We also agree with the established data from Hernandez-Andrade et al given that no significant differences in the SWS between the anterior, posterior, and lateral regions at any gestational period.31 The region of interest for measuring the SWS should be defined and reproduced. We therefore used the anterior region and external cervical os as an index point for examining the SWS. Similar to Ono et al,24 we modified the measured points at 7.5 mm (lower point) and 17.5 mm (upper point) from the external cervical os in this study. The interobserver correlation shows acceptable range of reliability for both measurements at upper and lower points. Several previous studies also documented the high reliability of quantitative elastography of the cervix.32,33

Surprisingly, the cervical SWS at 7.5 mm (lower point) obtained from external cervical os was significant difference between twin and singleton pregnancies. From the previous study, Ono et al described that the softening of cervix at 15–20 mm (upper point) from external cervical os was different from 26 twin pregnant participants24 without cervical length documentation. As previously known, the internal os of cervix must be firmly closed in early pregnancy and then gradually effaces and opens before the other part of cervix.6 Barnum et al demonstrated that the majority of the mechanical properties of murine cervix decrease at mid-gestation and not just at term.34 We hypothesize that the softness of cervix at the upper point had been likely changed in both twin and singleton cervix in the similar manner but at the lower point there are other factor such as smooth muscle cell organization which may also determine the softness. Joy et al found cervical smooth muscle cells were randomly scattered organized around the external cervical os when compare with circumferentially organized at the area of internal cervical os.35 Therefore, we could not detect the differences of SWS at the upper point in both twin and singleton pregnancies.

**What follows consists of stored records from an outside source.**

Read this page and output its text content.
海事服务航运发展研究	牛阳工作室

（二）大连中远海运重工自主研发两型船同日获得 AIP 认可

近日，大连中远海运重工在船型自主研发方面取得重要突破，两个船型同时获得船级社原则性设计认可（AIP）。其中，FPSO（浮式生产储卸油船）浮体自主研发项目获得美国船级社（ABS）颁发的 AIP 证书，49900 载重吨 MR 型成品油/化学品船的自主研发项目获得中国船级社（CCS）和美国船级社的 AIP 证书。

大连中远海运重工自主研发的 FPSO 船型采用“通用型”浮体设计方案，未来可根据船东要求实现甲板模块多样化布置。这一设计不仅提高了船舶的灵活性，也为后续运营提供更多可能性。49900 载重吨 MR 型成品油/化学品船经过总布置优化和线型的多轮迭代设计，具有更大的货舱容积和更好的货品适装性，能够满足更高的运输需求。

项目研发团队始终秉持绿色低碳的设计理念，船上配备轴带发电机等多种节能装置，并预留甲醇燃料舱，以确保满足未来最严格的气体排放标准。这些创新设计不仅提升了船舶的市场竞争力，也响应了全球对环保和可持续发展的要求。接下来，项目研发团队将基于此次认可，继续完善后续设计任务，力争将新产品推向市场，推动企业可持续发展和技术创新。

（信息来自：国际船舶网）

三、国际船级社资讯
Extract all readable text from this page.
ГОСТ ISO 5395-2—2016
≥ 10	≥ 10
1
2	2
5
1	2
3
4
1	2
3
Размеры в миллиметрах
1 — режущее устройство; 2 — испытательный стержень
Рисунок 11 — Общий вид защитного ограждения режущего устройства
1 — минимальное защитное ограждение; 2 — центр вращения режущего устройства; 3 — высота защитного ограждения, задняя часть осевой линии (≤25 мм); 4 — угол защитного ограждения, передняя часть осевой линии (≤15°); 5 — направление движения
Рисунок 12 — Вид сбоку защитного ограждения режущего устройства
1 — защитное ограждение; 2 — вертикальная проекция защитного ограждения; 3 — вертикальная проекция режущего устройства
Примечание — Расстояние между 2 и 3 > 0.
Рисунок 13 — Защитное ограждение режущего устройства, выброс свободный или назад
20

The advantage of SWE is a promising method for tissue evaluation due to quantitative determination of stiffness of the tissue without operator-dependence.13,15,16,26 Our data of SWS were prospectively developed and serially captured from the same participants. So, we could analyze the trends of SWS over time.

According to the study design, there are some limitations that we could not control, including baseline characteristics of all participants. Moreover, the sample size was inadequate for investigating the benefit of SWE in terms of preterm surveillance. We are still in need of further studies for evaluating the potential of SWE for preterm surveillance in twin pregnancy.

Conclusion

The mid-trimester cervical SWS measurement at the lower point detect the difference in cervical softness between twin pregnancies and singleton pregnancies. The cervical SWS might be an additional option for monitoring the change in cervical softness in twin pregnancies.